Jonah Goldberg

"People talk about the potency of the health-care issue," Brown's political strategist, Eric Fehrnstrom, told National Review, "but from our own internal polling, the more potent issue here in Massachusetts was terrorism and the treatment of enemy combatants."

Indeed, after years of debate over the tactic, a Rasmussen poll found that 58 percent of Americans favored waterboarding Abdulmutallab to get intelligence.

Of course, if the Obama administration's reluctance to treat terrorists like enemies is derived entirely from deep-seated ideological principle, then it should stick to its guns. But couldn't some of the reluctance be a holdover from the politics of the George W. Bush years? The Democrats came into power believing that downplaying and downgrading the war on terror was both right and politically smart. The former is debatable, the latter unsupportable.

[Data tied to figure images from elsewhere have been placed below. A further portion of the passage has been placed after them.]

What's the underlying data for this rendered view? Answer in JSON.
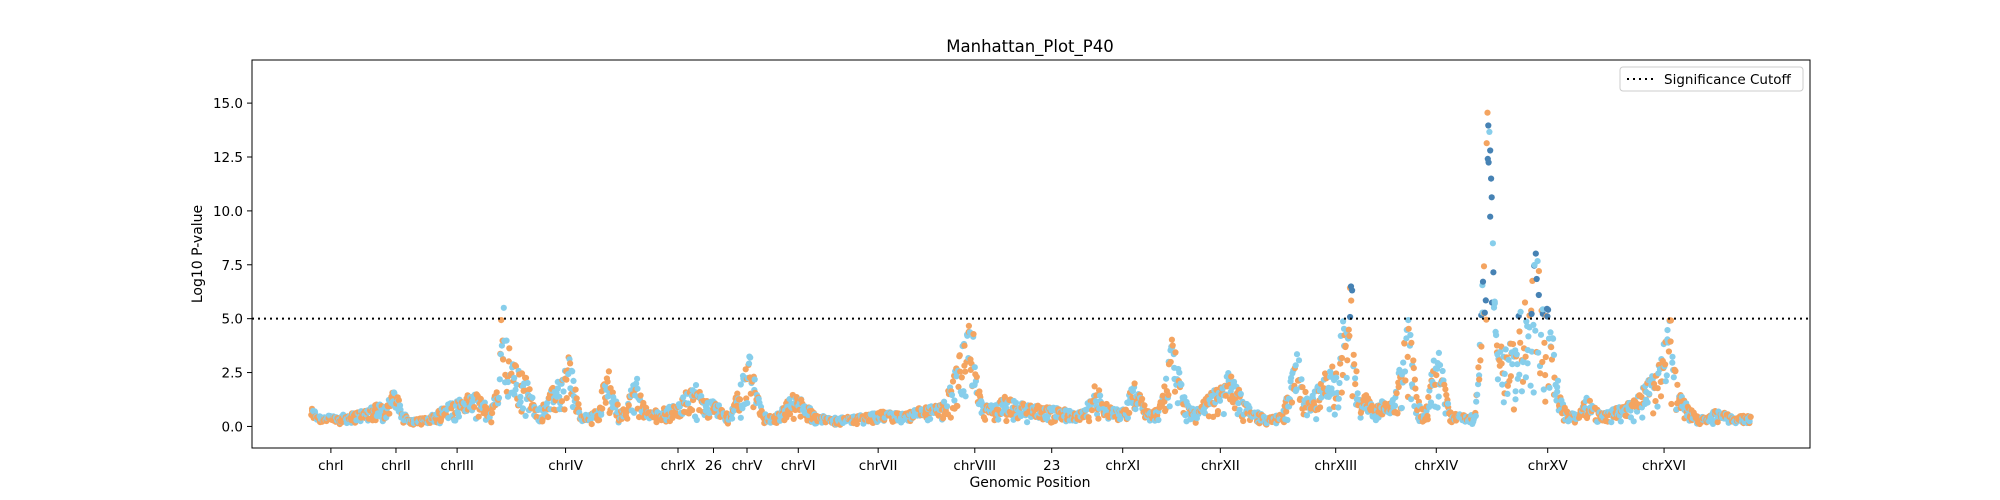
{
  "chart_data": {
    "type": "scatter",
    "title": "Manhattan_Plot_P40",
    "xlabel": "Genomic Position",
    "ylabel": "Log10 P-value",
    "ylim": [
      -1.0,
      17.0
    ],
    "yticks": [
      0.0,
      2.5,
      5.0,
      7.5,
      10.0,
      12.5,
      15.0
    ],
    "ytick_labels": [
      "0.0",
      "2.5",
      "5.0",
      "7.5",
      "10.0",
      "12.5",
      "15.0"
    ],
    "xlim": [
      0,
      1580
    ],
    "xticks": [
      {
        "label": "chrI",
        "x": 80
      },
      {
        "label": "chrII",
        "x": 146
      },
      {
        "label": "chrIII",
        "x": 208
      },
      {
        "label": "chrIV",
        "x": 318
      },
      {
        "label": "chrIX",
        "x": 432
      },
      {
        "label": "26",
        "x": 468
      },
      {
        "label": "chrV",
        "x": 502
      },
      {
        "label": "chrVI",
        "x": 554
      },
      {
        "label": "chrVII",
        "x": 635
      },
      {
        "label": "chrVIII",
        "x": 733
      },
      {
        "label": "23",
        "x": 811
      },
      {
        "label": "chrXI",
        "x": 883
      },
      {
        "label": "chrXII",
        "x": 982
      },
      {
        "label": "chrXIII",
        "x": 1099
      },
      {
        "label": "chrXIV",
        "x": 1201
      },
      {
        "label": "chrXV",
        "x": 1314
      },
      {
        "label": "chrXVI",
        "x": 1432
      }
    ],
    "significance_cutoff": 5.0,
    "legend": {
      "position": "top-right",
      "entries": [
        "Significance Cutoff"
      ]
    },
    "colors": {
      "light_blue": "#87ceeb",
      "orange": "#f4a460",
      "significant": "#4682b4",
      "cutoff": "#000000"
    },
    "profile": [
      [
        60,
        0.9
      ],
      [
        70,
        0.5
      ],
      [
        85,
        0.5
      ],
      [
        100,
        0.6
      ],
      [
        115,
        0.8
      ],
      [
        125,
        1.1
      ],
      [
        135,
        1.0
      ],
      [
        145,
        1.8
      ],
      [
        152,
        0.8
      ],
      [
        160,
        0.3
      ],
      [
        175,
        0.4
      ],
      [
        185,
        0.6
      ],
      [
        195,
        1.0
      ],
      [
        205,
        1.2
      ],
      [
        215,
        1.4
      ],
      [
        225,
        1.6
      ],
      [
        235,
        1.2
      ],
      [
        242,
        0.8
      ],
      [
        250,
        2.0
      ],
      [
        253,
        5.5
      ],
      [
        256,
        6.0
      ],
      [
        259,
        4.0
      ],
      [
        265,
        3.0
      ],
      [
        272,
        2.6
      ],
      [
        278,
        2.3
      ],
      [
        283,
        1.6
      ],
      [
        288,
        0.8
      ],
      [
        295,
        1.0
      ],
      [
        305,
        1.8
      ],
      [
        315,
        2.4
      ],
      [
        322,
        3.5
      ],
      [
        327,
        2.2
      ],
      [
        333,
        0.5
      ],
      [
        345,
        0.6
      ],
      [
        352,
        1.0
      ],
      [
        357,
        2.2
      ],
      [
        362,
        2.6
      ],
      [
        368,
        1.3
      ],
      [
        375,
        0.7
      ],
      [
        382,
        1.4
      ],
      [
        390,
        2.5
      ],
      [
        396,
        1.2
      ],
      [
        402,
        0.7
      ],
      [
        415,
        0.8
      ],
      [
        430,
        1.0
      ],
      [
        440,
        1.6
      ],
      [
        450,
        2.0
      ],
      [
        458,
        1.2
      ],
      [
        466,
        1.2
      ],
      [
        475,
        1.0
      ],
      [
        485,
        0.5
      ],
      [
        495,
        2.0
      ],
      [
        500,
        2.6
      ],
      [
        505,
        3.5
      ],
      [
        512,
        1.6
      ],
      [
        518,
        0.6
      ],
      [
        530,
        0.5
      ],
      [
        540,
        1.0
      ],
      [
        548,
        1.5
      ],
      [
        556,
        1.3
      ],
      [
        565,
        0.9
      ],
      [
        575,
        0.5
      ],
      [
        595,
        0.4
      ],
      [
        615,
        0.5
      ],
      [
        640,
        0.7
      ],
      [
        660,
        0.6
      ],
      [
        680,
        0.9
      ],
      [
        700,
        1.0
      ],
      [
        712,
        2.5
      ],
      [
        722,
        4.0
      ],
      [
        730,
        5.4
      ],
      [
        736,
        2.0
      ],
      [
        742,
        1.0
      ],
      [
        755,
        1.0
      ],
      [
        765,
        1.5
      ],
      [
        775,
        1.2
      ],
      [
        790,
        1.0
      ],
      [
        810,
        0.9
      ],
      [
        825,
        0.8
      ],
      [
        835,
        0.6
      ],
      [
        845,
        0.8
      ],
      [
        855,
        2.0
      ],
      [
        865,
        1.2
      ],
      [
        875,
        0.8
      ],
      [
        885,
        1.0
      ],
      [
        895,
        2.2
      ],
      [
        905,
        1.0
      ],
      [
        912,
        0.6
      ],
      [
        920,
        1.0
      ],
      [
        928,
        2.5
      ],
      [
        932,
        4.2
      ],
      [
        938,
        3.5
      ],
      [
        944,
        1.5
      ],
      [
        952,
        0.8
      ],
      [
        962,
        1.0
      ],
      [
        972,
        1.6
      ],
      [
        982,
        1.8
      ],
      [
        990,
        2.5
      ],
      [
        998,
        2.0
      ],
      [
        1006,
        1.2
      ],
      [
        1015,
        0.8
      ],
      [
        1030,
        0.4
      ],
      [
        1045,
        0.6
      ],
      [
        1055,
        2.5
      ],
      [
        1060,
        4.0
      ],
      [
        1065,
        2.0
      ],
      [
        1072,
        1.2
      ],
      [
        1080,
        1.8
      ],
      [
        1090,
        2.6
      ],
      [
        1100,
        3.0
      ],
      [
        1106,
        5.2
      ],
      [
        1110,
        4.0
      ],
      [
        1114,
        8.2
      ],
      [
        1118,
        3.5
      ],
      [
        1124,
        1.2
      ],
      [
        1130,
        1.5
      ],
      [
        1138,
        0.8
      ],
      [
        1146,
        1.2
      ],
      [
        1152,
        1.0
      ],
      [
        1160,
        1.6
      ],
      [
        1168,
        4.0
      ],
      [
        1173,
        5.2
      ],
      [
        1178,
        3.0
      ],
      [
        1184,
        1.0
      ],
      [
        1190,
        0.6
      ],
      [
        1195,
        2.5
      ],
      [
        1200,
        4.2
      ],
      [
        1206,
        3.0
      ],
      [
        1214,
        0.8
      ],
      [
        1222,
        0.6
      ],
      [
        1232,
        0.5
      ],
      [
        1240,
        0.6
      ],
      [
        1246,
        4.5
      ],
      [
        1250,
        10.0
      ],
      [
        1254,
        16.5
      ],
      [
        1258,
        10.0
      ],
      [
        1262,
        4.0
      ],
      [
        1270,
        4.0
      ],
      [
        1280,
        5.0
      ],
      [
        1290,
        5.8
      ],
      [
        1297,
        6.5
      ],
      [
        1302,
        8.5
      ],
      [
        1308,
        6.5
      ],
      [
        1314,
        6.0
      ],
      [
        1320,
        4.0
      ],
      [
        1326,
        1.5
      ],
      [
        1334,
        0.7
      ],
      [
        1345,
        0.6
      ],
      [
        1355,
        1.5
      ],
      [
        1362,
        0.9
      ],
      [
        1370,
        0.6
      ],
      [
        1380,
        0.8
      ],
      [
        1390,
        1.0
      ],
      [
        1400,
        1.2
      ],
      [
        1410,
        1.8
      ],
      [
        1420,
        2.4
      ],
      [
        1428,
        3.0
      ],
      [
        1434,
        4.5
      ],
      [
        1438,
        5.6
      ],
      [
        1442,
        3.0
      ],
      [
        1448,
        1.5
      ],
      [
        1456,
        1.0
      ],
      [
        1465,
        0.5
      ],
      [
        1475,
        0.4
      ],
      [
        1485,
        0.8
      ],
      [
        1495,
        0.6
      ],
      [
        1505,
        0.4
      ],
      [
        1515,
        0.6
      ],
      [
        1520,
        0.5
      ]
    ]
  }
}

Overseas, Obama doubled down in Afghanistan and has lobbed more Predator drones at al-Qaida than Bush did. His base didn't like it, but it was nonetheless both right and politically shrewd. The White House insists that it is not ideological but pragmatic, and yet it clings to an ideological nostrum that hawkishness on terrorism is not only atavistic but at odds with a progressive agenda at home.

The British empire destroyed Thuggee terrorism in India in the 1830s. (The Thuggees may have killed 1 million people.) But the war on Thuggeeism hardly dominated British politics. Bill Clinton initiated "extraordinary rendition" without any serious political blowback or distraction (in part because it was largely kept secret). LBJ's Great Society and civil rights victories coincided with escalation in Vietnam. And let us not forget that domestic spending skyrocketed under Bush even as he prosecuted the war on terror.

Question: Would Obama's domestic prospects look better or worse right now if he'd correctly treated the Fort Hood and Christmas Day attacks as terrorism from the outset?

Purely partisan conservatives should hope that Obama continues to see the war on terror through the same lens he's used for the last year. But it would be better for America -- and Obama -- if he saw the light.